Art collectors getting big tax breaks
NEW YORK — Introduced in the 1920s to ease the tax burden of farmers who wanted to swap property, it soon became a tool for real estate investors flipping, say, office buildings for shopping malls.
Now, this little-known provision in the tax code, known as a like-kind exchange, has become a popular tactic for a new niche of investors: buyers of high-end art who want to put off — and sometimes completely avoid — taxes when upgrading their Diebenkorns for Rothkos.
“You can defer millions of dollars of taxes,” said Josh Baer, an art adviser.
The exchanges have become prevalent enough, and the cost to the government significant enough, that the Obama administration is seeking to eliminate them.

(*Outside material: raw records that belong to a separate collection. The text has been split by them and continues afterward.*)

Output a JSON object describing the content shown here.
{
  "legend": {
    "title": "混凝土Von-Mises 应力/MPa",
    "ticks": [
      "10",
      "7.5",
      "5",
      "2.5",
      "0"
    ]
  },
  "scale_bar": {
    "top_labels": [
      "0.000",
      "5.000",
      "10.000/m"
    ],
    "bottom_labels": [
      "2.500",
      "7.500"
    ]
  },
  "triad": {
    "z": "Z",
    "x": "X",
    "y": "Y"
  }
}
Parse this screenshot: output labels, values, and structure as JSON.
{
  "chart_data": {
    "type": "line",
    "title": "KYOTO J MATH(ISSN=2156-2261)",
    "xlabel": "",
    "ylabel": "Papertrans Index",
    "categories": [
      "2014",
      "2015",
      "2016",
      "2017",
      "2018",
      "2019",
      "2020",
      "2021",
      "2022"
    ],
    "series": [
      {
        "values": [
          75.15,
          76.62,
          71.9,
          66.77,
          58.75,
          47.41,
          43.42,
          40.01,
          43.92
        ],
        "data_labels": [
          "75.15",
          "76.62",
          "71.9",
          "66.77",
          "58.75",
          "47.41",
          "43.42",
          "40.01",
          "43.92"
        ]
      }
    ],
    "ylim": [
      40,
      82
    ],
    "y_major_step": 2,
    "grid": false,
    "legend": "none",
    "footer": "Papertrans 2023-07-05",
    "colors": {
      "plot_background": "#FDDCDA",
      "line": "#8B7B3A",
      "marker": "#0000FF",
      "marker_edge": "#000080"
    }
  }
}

Lawyers are warning clients about what might happen and are facing anxious questions at conferences. Lawmakers are receiving calls and letters from the growing corps of like-kind exchange advisers in opposition to eliminating the exchanges.
Experts say use of the tax break has expanded in response to surging prices for art and the rising number of savvy investors who view paintings and sculptures as tradable commodities.

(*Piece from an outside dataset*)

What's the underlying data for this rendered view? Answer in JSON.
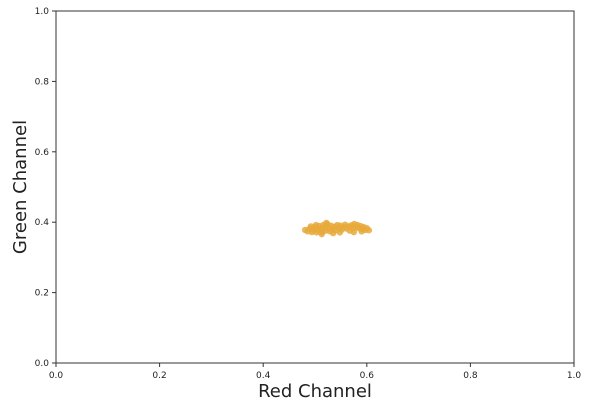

“I get calls all the time,” said Stan Freeman, president of Exchange Strategies in Campbell, Calif. “It’s a function of the marketplace right now.”
The maneuver allows an investor to delay paying the hefty 28 percent capital gains tax on sales of art and other collectibles, like stamps and coins, by pouring the profits from one work into the purchase of a similar one.

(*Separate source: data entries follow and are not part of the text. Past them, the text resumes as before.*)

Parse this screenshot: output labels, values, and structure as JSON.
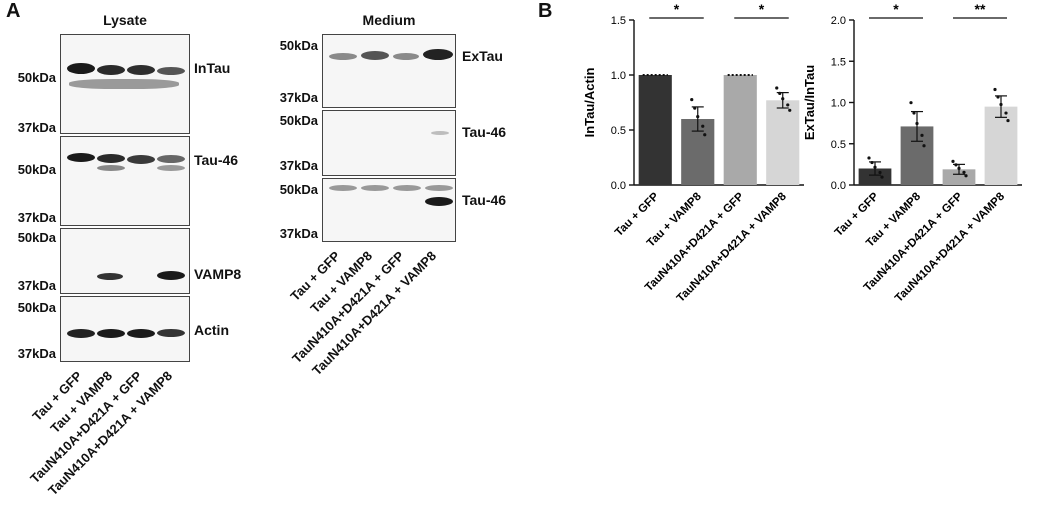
{
  "panel_a": {
    "letter": "A",
    "lysate": {
      "title": "Lysate",
      "blots": [
        {
          "label": "InTau",
          "mw": [
            "50kDa",
            "37kDa"
          ]
        },
        {
          "label": "Tau-46",
          "mw": [
            "50kDa",
            "37kDa"
          ]
        },
        {
          "label": "VAMP8",
          "mw": [
            "50kDa",
            "37kDa"
          ]
        },
        {
          "label": "Actin",
          "mw": [
            "50kDa",
            "37kDa"
          ]
        }
      ],
      "lanes": [
        "Tau + GFP",
        "Tau + VAMP8",
        "TauN410A+D421A + GFP",
        "TauN410A+D421A + VAMP8"
      ]
    },
    "medium": {
      "title": "Medium",
      "blots": [
        {
          "label": "ExTau",
          "mw": [
            "50kDa",
            "37kDa"
          ]
        },
        {
          "label": "Tau-46",
          "mw": [
            "50kDa",
            "37kDa"
          ]
        },
        {
          "label": "Tau-46",
          "mw": [
            "50kDa",
            "37kDa"
          ]
        }
      ],
      "lanes": [
        "Tau + GFP",
        "Tau + VAMP8",
        "TauN410A+D421A + GFP",
        "TauN410A+D421A + VAMP8"
      ]
    }
  },
  "panel_b": {
    "letter": "B"
  },
  "chart_data": [
    {
      "type": "bar",
      "ylabel": "InTau/Actin",
      "ylim": [
        0,
        1.5
      ],
      "yticks": [
        "0.0",
        "0.5",
        "1.0",
        "1.5"
      ],
      "categories": [
        "Tau + GFP",
        "Tau + VAMP8",
        "TauN410A+D421A + GFP",
        "TauN410A+D421A + VAMP8"
      ],
      "values": [
        1.0,
        0.6,
        1.0,
        0.77
      ],
      "errors": [
        0,
        0.11,
        0,
        0.07
      ],
      "colors": [
        "#333333",
        "#6b6b6b",
        "#a9a9a9",
        "#d6d6d6"
      ],
      "significance": [
        {
          "from": 0,
          "to": 1,
          "label": "*"
        },
        {
          "from": 2,
          "to": 3,
          "label": "*"
        }
      ]
    },
    {
      "type": "bar",
      "ylabel": "ExTau/InTau",
      "ylim": [
        0,
        2.0
      ],
      "yticks": [
        "0.0",
        "0.5",
        "1.0",
        "1.5",
        "2.0"
      ],
      "categories": [
        "Tau + GFP",
        "Tau + VAMP8",
        "TauN410A+D421A + GFP",
        "TauN410A+D421A + VAMP8"
      ],
      "values": [
        0.2,
        0.71,
        0.19,
        0.95
      ],
      "errors": [
        0.08,
        0.18,
        0.06,
        0.13
      ],
      "colors": [
        "#333333",
        "#6b6b6b",
        "#a9a9a9",
        "#d6d6d6"
      ],
      "significance": [
        {
          "from": 0,
          "to": 1,
          "label": "*"
        },
        {
          "from": 2,
          "to": 3,
          "label": "**"
        }
      ]
    }
  ]
}
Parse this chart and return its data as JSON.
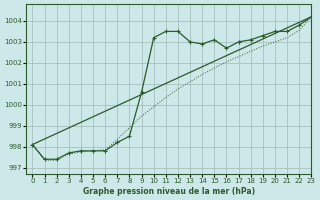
{
  "title": "Graphe pression niveau de la mer (hPa)",
  "background_color": "#cde8e8",
  "plot_bg_color": "#cde8e8",
  "grid_color": "#a0b8b8",
  "line_color": "#2d5a2d",
  "xlim": [
    -0.5,
    23
  ],
  "ylim": [
    996.7,
    1004.8
  ],
  "yticks": [
    997,
    998,
    999,
    1000,
    1001,
    1002,
    1003,
    1004
  ],
  "xticks": [
    0,
    1,
    2,
    3,
    4,
    5,
    6,
    7,
    8,
    9,
    10,
    11,
    12,
    13,
    14,
    15,
    16,
    17,
    18,
    19,
    20,
    21,
    22,
    23
  ],
  "series_main_x": [
    0,
    1,
    2,
    3,
    4,
    5,
    6,
    7,
    8,
    9,
    10,
    11,
    12,
    13,
    14,
    15,
    16,
    17,
    18,
    19,
    20,
    21,
    22,
    23
  ],
  "series_main_y": [
    998.1,
    997.4,
    997.4,
    997.7,
    997.8,
    997.8,
    997.8,
    998.2,
    998.5,
    1000.6,
    1003.2,
    1003.5,
    1003.5,
    1003.0,
    1002.9,
    1003.1,
    1002.7,
    1003.0,
    1003.1,
    1003.3,
    1003.5,
    1003.5,
    1003.8,
    1004.2
  ],
  "series_dotted_x": [
    0,
    1,
    2,
    3,
    4,
    5,
    6,
    7,
    8,
    9,
    10,
    11,
    12,
    13,
    14,
    15,
    16,
    17,
    18,
    19,
    20,
    21,
    22,
    23
  ],
  "series_dotted_y": [
    998.1,
    997.35,
    997.35,
    997.65,
    997.75,
    997.8,
    997.85,
    998.35,
    998.9,
    999.45,
    999.9,
    1000.35,
    1000.75,
    1001.1,
    1001.45,
    1001.75,
    1002.05,
    1002.3,
    1002.55,
    1002.8,
    1003.0,
    1003.2,
    1003.55,
    1004.2
  ],
  "series_line_x": [
    0,
    23
  ],
  "series_line_y": [
    998.1,
    1004.2
  ]
}
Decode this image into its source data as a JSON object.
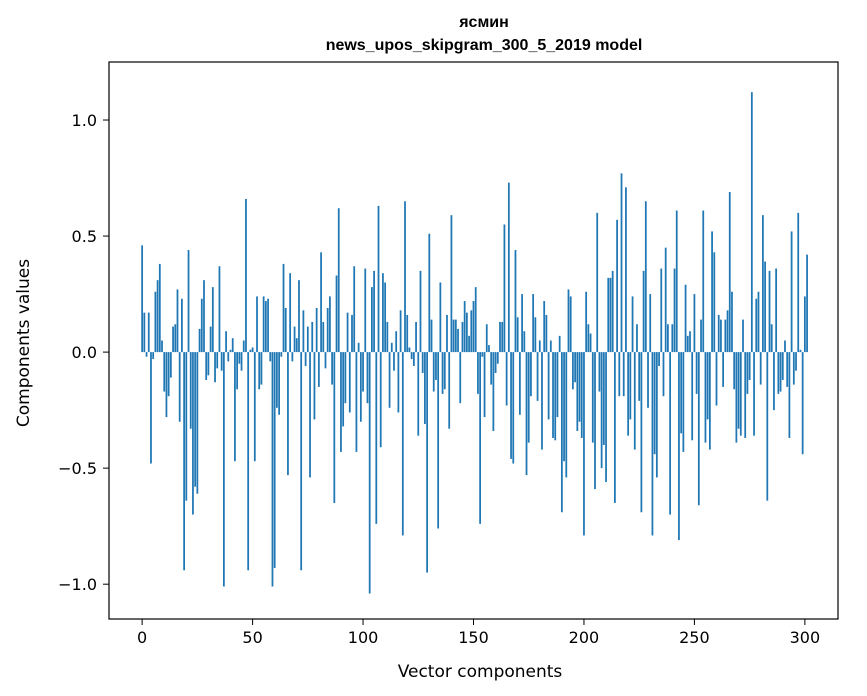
{
  "chart_data": {
    "type": "bar",
    "title": "ясмин",
    "subtitle": "news_upos_skipgram_300_5_2019 model",
    "xlabel": "Vector components",
    "ylabel": "Components values",
    "xlim": [
      -15,
      315
    ],
    "ylim": [
      -1.15,
      1.25
    ],
    "xticks": [
      0,
      50,
      100,
      150,
      200,
      250,
      300
    ],
    "xtick_labels": [
      "0",
      "50",
      "100",
      "150",
      "200",
      "250",
      "300"
    ],
    "yticks": [
      -1.0,
      -0.5,
      0.0,
      0.5,
      1.0
    ],
    "ytick_labels": [
      "−1.0",
      "−0.5",
      "0.0",
      "0.5",
      "1.0"
    ],
    "grid": false,
    "bar_color": "#1f77b4",
    "x_start": 0,
    "values": [
      0.46,
      0.17,
      -0.02,
      0.17,
      -0.48,
      -0.03,
      0.26,
      0.31,
      0.38,
      0.05,
      -0.17,
      -0.28,
      -0.19,
      -0.11,
      0.11,
      0.12,
      0.27,
      -0.3,
      0.23,
      -0.94,
      -0.64,
      0.44,
      -0.33,
      -0.7,
      -0.58,
      -0.61,
      0.1,
      0.23,
      0.31,
      -0.12,
      -0.1,
      0.11,
      0.28,
      -0.13,
      -0.07,
      0.37,
      -0.08,
      -1.01,
      0.09,
      -0.04,
      0.01,
      0.06,
      -0.47,
      -0.16,
      -0.05,
      -0.08,
      0.05,
      0.66,
      -0.94,
      0.01,
      0.02,
      -0.47,
      0.24,
      -0.16,
      -0.14,
      0.24,
      0.22,
      0.23,
      -0.04,
      -1.01,
      -0.93,
      -0.24,
      -0.27,
      -0.02,
      0.38,
      0.19,
      -0.53,
      0.34,
      -0.04,
      0.11,
      0.06,
      0.31,
      -0.94,
      0.18,
      -0.06,
      0.11,
      -0.54,
      0.13,
      -0.29,
      0.19,
      -0.15,
      0.43,
      0.13,
      -0.07,
      0.19,
      0.24,
      -0.14,
      -0.65,
      0.33,
      0.62,
      -0.43,
      -0.32,
      -0.22,
      0.17,
      -0.26,
      0.16,
      0.37,
      -0.43,
      0.04,
      -0.3,
      -0.17,
      0.36,
      -0.22,
      -1.04,
      0.28,
      0.35,
      -0.74,
      0.63,
      -0.41,
      0.34,
      0.3,
      0.13,
      -0.24,
      0.04,
      -0.08,
      0.09,
      -0.26,
      0.18,
      -0.79,
      0.65,
      0.16,
      0.02,
      -0.03,
      -0.06,
      0.13,
      -0.36,
      0.35,
      -0.09,
      -0.31,
      -0.95,
      0.51,
      0.14,
      -0.17,
      -0.12,
      -0.76,
      0.3,
      -0.18,
      -0.16,
      0.16,
      -0.33,
      0.59,
      0.14,
      0.14,
      0.1,
      -0.22,
      0.13,
      0.22,
      0.17,
      0.07,
      0.18,
      0.22,
      0.28,
      -0.18,
      -0.74,
      -0.02,
      -0.28,
      0.12,
      0.03,
      -0.14,
      -0.34,
      -0.09,
      -0.05,
      0.13,
      0.13,
      0.55,
      -0.23,
      0.73,
      -0.46,
      -0.48,
      0.44,
      0.15,
      -0.27,
      0.25,
      0.09,
      -0.53,
      -0.39,
      -0.19,
      0.25,
      0.15,
      -0.21,
      0.05,
      -0.42,
      0.22,
      0.16,
      -0.29,
      0.05,
      -0.37,
      -0.38,
      -0.28,
      0.07,
      -0.69,
      -0.47,
      -0.54,
      0.27,
      0.24,
      -0.16,
      -0.13,
      -0.34,
      -0.3,
      -0.37,
      -0.79,
      0.26,
      0.12,
      0.08,
      -0.39,
      -0.59,
      0.6,
      -0.17,
      -0.5,
      -0.4,
      -0.56,
      0.32,
      0.32,
      0.35,
      -0.65,
      0.57,
      -0.19,
      0.77,
      -0.19,
      0.71,
      -0.36,
      -0.29,
      0.24,
      -0.42,
      0.12,
      -0.21,
      -0.69,
      0.35,
      0.65,
      -0.24,
      0.25,
      -0.79,
      -0.44,
      -0.54,
      -0.06,
      0.36,
      -0.19,
      0.45,
      0.12,
      -0.7,
      0.12,
      0.36,
      0.61,
      -0.81,
      -0.35,
      -0.43,
      0.29,
      0.07,
      0.09,
      -0.38,
      0.25,
      -0.18,
      -0.66,
      0.14,
      0.61,
      -0.39,
      -0.29,
      -0.42,
      0.52,
      0.43,
      -0.23,
      0.16,
      0.14,
      -0.15,
      0.14,
      0.18,
      0.69,
      0.26,
      -0.16,
      -0.39,
      -0.33,
      -0.36,
      0.14,
      -0.37,
      -0.18,
      -0.12,
      1.12,
      -0.36,
      0.23,
      0.26,
      -0.14,
      0.59,
      0.39,
      -0.64,
      0.35,
      0.12,
      -0.25,
      0.36,
      -0.18,
      -0.17,
      -0.12,
      0.05,
      -0.15,
      -0.37,
      0.52,
      -0.14,
      -0.08,
      0.6,
      0.01,
      -0.44,
      0.24,
      0.42
    ]
  }
}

For example, someone who made $10 million on the sale of a Warhol would ordinarily owe the government $2.8 million. But with the exchange, the entire $10 million can be recycled into the purchase of, say, a Gerhard Richter. If the investor holds that painting for a decade or longer before selling, inflation eats away at the effective cost of the $2.8 million bill.
“You have access to the money saved for a number of years, until you decide to sell the asset,” said Thomas C. Danziger, a lawyer in Manhattan. “Or you may never pay capital gains if you die before the replacement work is sold.”
Investors can avoid all capital gains taxes by holding artwork bought with money from a prior sale until they die or by donating it to a museum, strategies that have made the tax break an attractive tool in estate planning.
Other investors sell and repurchase a series of works of escalating value without paying tax until an ultimate sale many years down the road.
Proponents say rechanneling profits into new investments, such as office buildings or sculptures, creates jobs. Critics say such exchanges were never intended to be a tax tool for wealthy art buyers.
“What we are seeing is yet another sophisticated federal tax avoidance scheme,” said Senator Ron Wyden of Oregon.